Try it and see!

Getting better as a SWE, analysis paralysis and why it's so hard for me to accept advice

Published

04 January 2024

I asked my friend, who is much further in his SWE career, how to improve as a software engineer.

He started with just, scale, that I should build projects at “large-scale”. “Large-scale”, as I later found out, generally means that your service needs to support high loads, respond really fast, or process extremely large amounts of data (sometimes you need to do more than one of these things). To meet these requirements, you make guarantees about your service through metrics like availability, latency or throughput. I initially thought that this was something you only really encounter in infra teams, but my friend disagreed. It’s something that can be observed through any project at scale.

After a lot of reflection, I realized that he was right! I even had a similar learning experience: scaling Haystackfs, my file search engine for discord, to 380+ servers and 1M+ files.

When I first built the search engine, I tried spinning up ElasticSearch indices on my server. That worked for a few requests, until it would run out of memory. I thought there was something wrong with my code, but that wasn’t it - ElasticSearch recommends at least 4gb of RAM, but my server had 1 😂. I needed to optimize for load, but tuning ElasticSearch indices seemed like a painful proposition. So, I instead opted to use Mongodb, which happily handled searching my metadata. Then, users complained about how the bot was super slow. To optimize for latency, I benchmarked a few solutions and ultimately just wrote an engine that would go through chat history to find relevant files. This was a significant speedup for search on recent files, but much slower for extremely old files. I was going to invest in a more complex solution, but users didn’t complain about the speed of search (which told me that users generally just need to search recent files).

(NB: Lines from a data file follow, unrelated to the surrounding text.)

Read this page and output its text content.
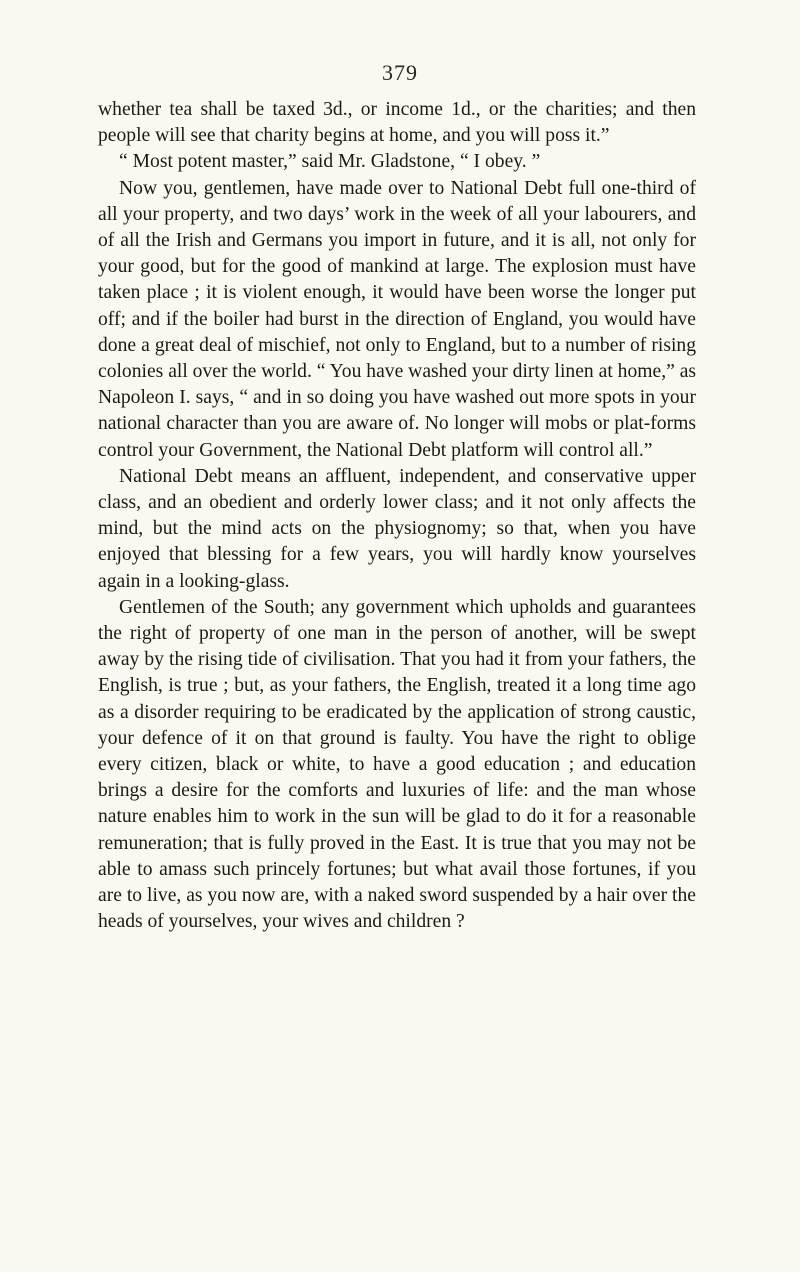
379

whether tea shall be taxed 3d., or income 1d., or the charities; and then people will see that charity begins at home, and you will poss it.”

“ Most potent master,” said Mr. Gladstone, “ I obey. ”

Now you, gentlemen, have made over to National Debt full one-third of all your property, and two days’ work in the week of all your labourers, and of all the Irish and Germans you import in future, and it is all, not only for your good, but for the good of mankind at large. The explosion must have taken place ; it is violent enough, it would have been worse the longer put off; and if the boiler had burst in the direction of England, you would have done a great deal of mischief, not only to England, but to a number of rising colonies all over the world. “ You have washed your dirty linen at home,” as Napoleon I. says, “ and in so doing you have washed out more spots in your national character than you are aware of. No longer will mobs or plat-forms control your Government, the National Debt platform will control all.”

National Debt means an affluent, independent, and conservative upper class, and an obedient and orderly lower class; and it not only affects the mind, but the mind acts on the physiognomy; so that, when you have enjoyed that blessing for a few years, you will hardly know yourselves again in a looking-glass.

Gentlemen of the South; any government which upholds and guarantees the right of property of one man in the person of another, will be swept away by the rising tide of civilisation. That you had it from your fathers, the English, is true ; but, as your fathers, the English, treated it a long time ago as a disorder requiring to be eradicated by the application of strong caustic, your defence of it on that ground is faulty. You have the right to oblige every citizen, black or white, to have a good education ; and education brings a desire for the comforts and luxuries of life: and the man whose nature enables him to work in the sun will be glad to do it for a reasonable remuneration; that is fully proved in the East. It is true that you may not be able to amass such princely fortunes; but what avail those fortunes, if you are to live, as you now are, with a naked sword suspended by a hair over the heads of yourselves, your wives and children ?
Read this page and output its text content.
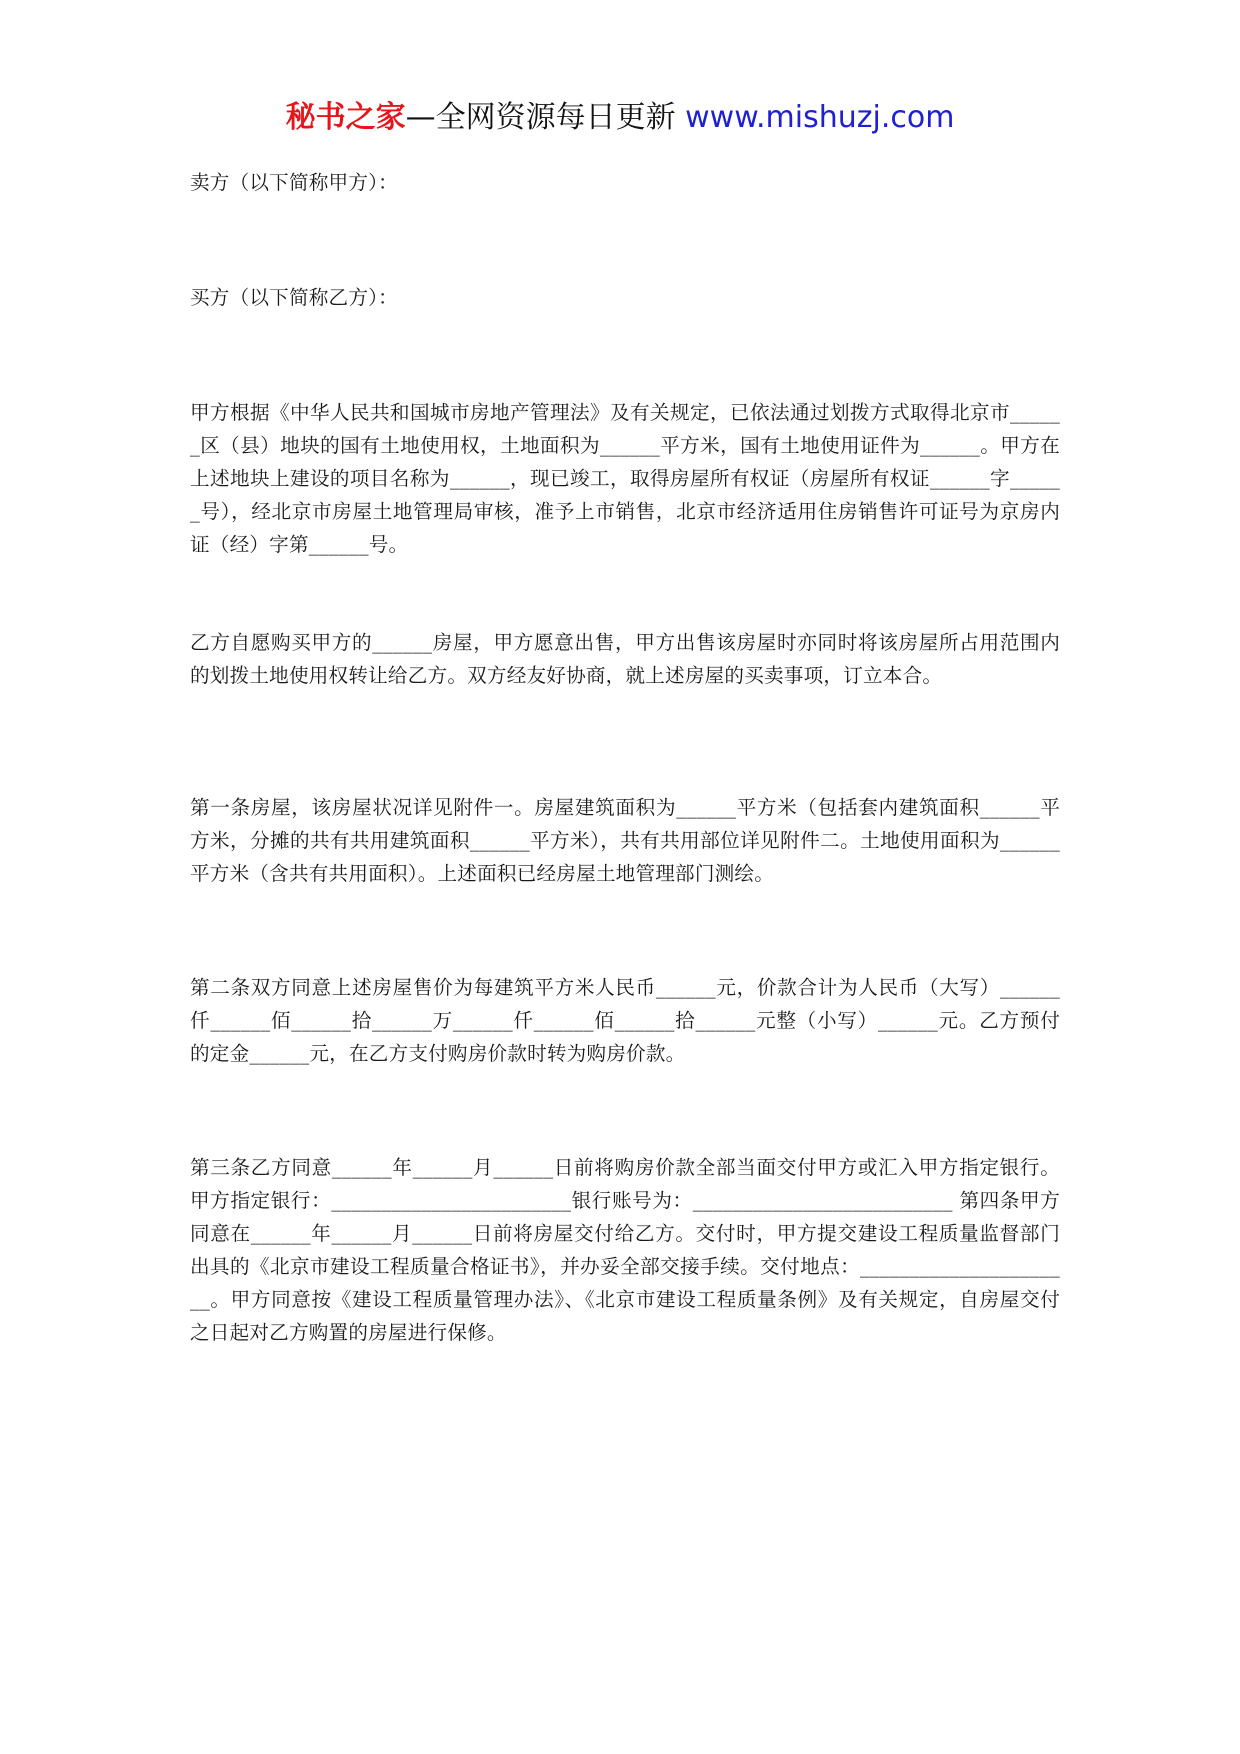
秘书之家—全网资源每日更新 www.mishuzj.com
卖方（以下简称甲方）：
买方（以下简称乙方）：
甲方根据《中华人民共和国城市房地产管理法》及有关规定，已依法通过划拨方式取得北京市______区（县）地块的国有土地使用权，土地面积为______平方米，国有土地使用证件为______。甲方在上述地块上建设的项目名称为______，现已竣工，取得房屋所有权证（房屋所有权证______字______号），经北京市房屋土地管理局审核，准予上市销售，北京市经济适用住房销售许可证号为京房内证（经）字第______号。
乙方自愿购买甲方的______房屋，甲方愿意出售，甲方出售该房屋时亦同时将该房屋所占用范围内的划拨土地使用权转让给乙方。双方经友好协商，就上述房屋的买卖事项，订立本合。
第一条房屋，该房屋状况详见附件一。房屋建筑面积为______平方米（包括套内建筑面积______平方米，分摊的共有共用建筑面积______平方米），共有共用部位详见附件二。土地使用面积为______平方米（含共有共用面积）。上述面积已经房屋土地管理部门测绘。
第二条双方同意上述房屋售价为每建筑平方米人民币______元，价款合计为人民币（大写）______仟______佰______拾______万______仟______佰______拾______元整（小写）______元。乙方预付的定金______元，在乙方支付购房价款时转为购房价款。
第三条乙方同意______年______月______日前将购房价款全部当面交付甲方或汇入甲方指定银行。甲方指定银行：________________________银行账号为：__________________________ 第四条甲方同意在______年______月______日前将房屋交付给乙方。交付时，甲方提交建设工程质量监督部门出具的《北京市建设工程质量合格证书》，并办妥全部交接手续。交付地点：______________________。甲方同意按《建设工程质量管理办法》、《北京市建设工程质量条例》及有关规定，自房屋交付之日起对乙方购置的房屋进行保修。
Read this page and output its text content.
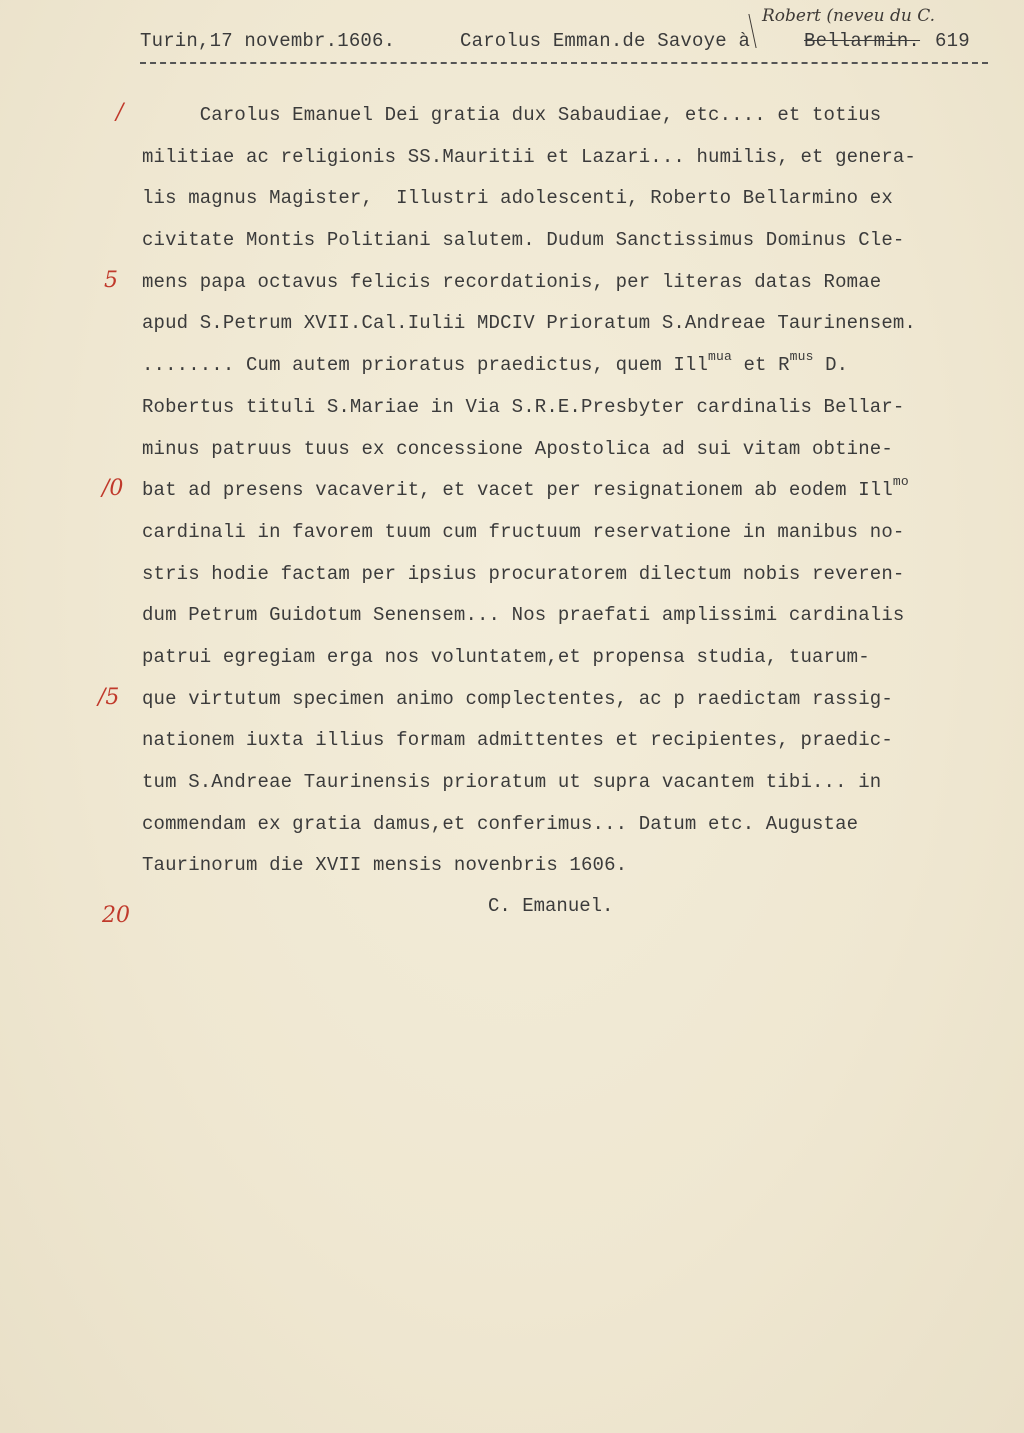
Turin,17 novembr.1606.

	Carolus Emman.de Savoye à

	Bellarmin.

619

Robert (neveu du C.
Carolus Emanuel Dei gratia dux Sabaudiae, etc.... et totius
militiae ac religionis SS.Mauritii et Lazari... humilis, et genera-
lis magnus Magister,  Illustri adolescenti, Roberto Bellarmino ex
civitate Montis Politiani salutem. Dudum Sanctissimus Dominus Cle-
mens papa octavus felicis recordationis, per literas datas Romae
apud S.Petrum XVII.Cal.Iulii MDCIV Prioratum S.Andreae Taurinensem.
........ Cum autem prioratus praedictus, quem Ill$^{mua}$ et $R^{mus}$ D.
Robertus tituli S.Mariae in Via S.R.E.Presbyter cardinalis Bellar-
minus patruus tuus ex concessione Apostolica ad sui vitam obtine-
bat ad presens vacaverit, et vacet per resignationem ab eodem Ill$^{mo}$
cardinali in favorem tuum cum fructuum reservatione in manibus no-
stris hodie factam per ipsius procuratorem dilectum nobis reveren-
dum Petrum Guidotum Senensem... Nos praefati amplissimi cardinalis
patrui egregiam erga nos voluntatem,et propensa studia, tuarum-
que virtutum specimen animo complectentes, ac p raedictam rassig-
nationem iuxta illius formam admittentes et recipientes, praedic-
tum S.Andreae Taurinensis prioratum ut supra vacantem tibi... in
commendam ex gratia damus,et conferimus... Datum etc. Augustae
Taurinorum die XVII mensis novenbris 1606.
C. Emanuel.
/
5
/0
/5
20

Around the same time, I read through Discord’s engineering blogs on search and storage. They drove decisions about maintaining elastic search indices for search using discussions around latency metrics, storage architecture, etc. Their approach seemed disciplined, but I had no idea how to emulate it on a smaller budget. Still, it was a good example of the kind of engineering philosophy required to build at “large-scale”. Reflecting on the experience showed me a lot of what I’d learned about software engineering in trying to scale my bot. I learned to approach hardware limitations, research others’ approaches and combine them with my own ideas to create a solution that fit my constraints.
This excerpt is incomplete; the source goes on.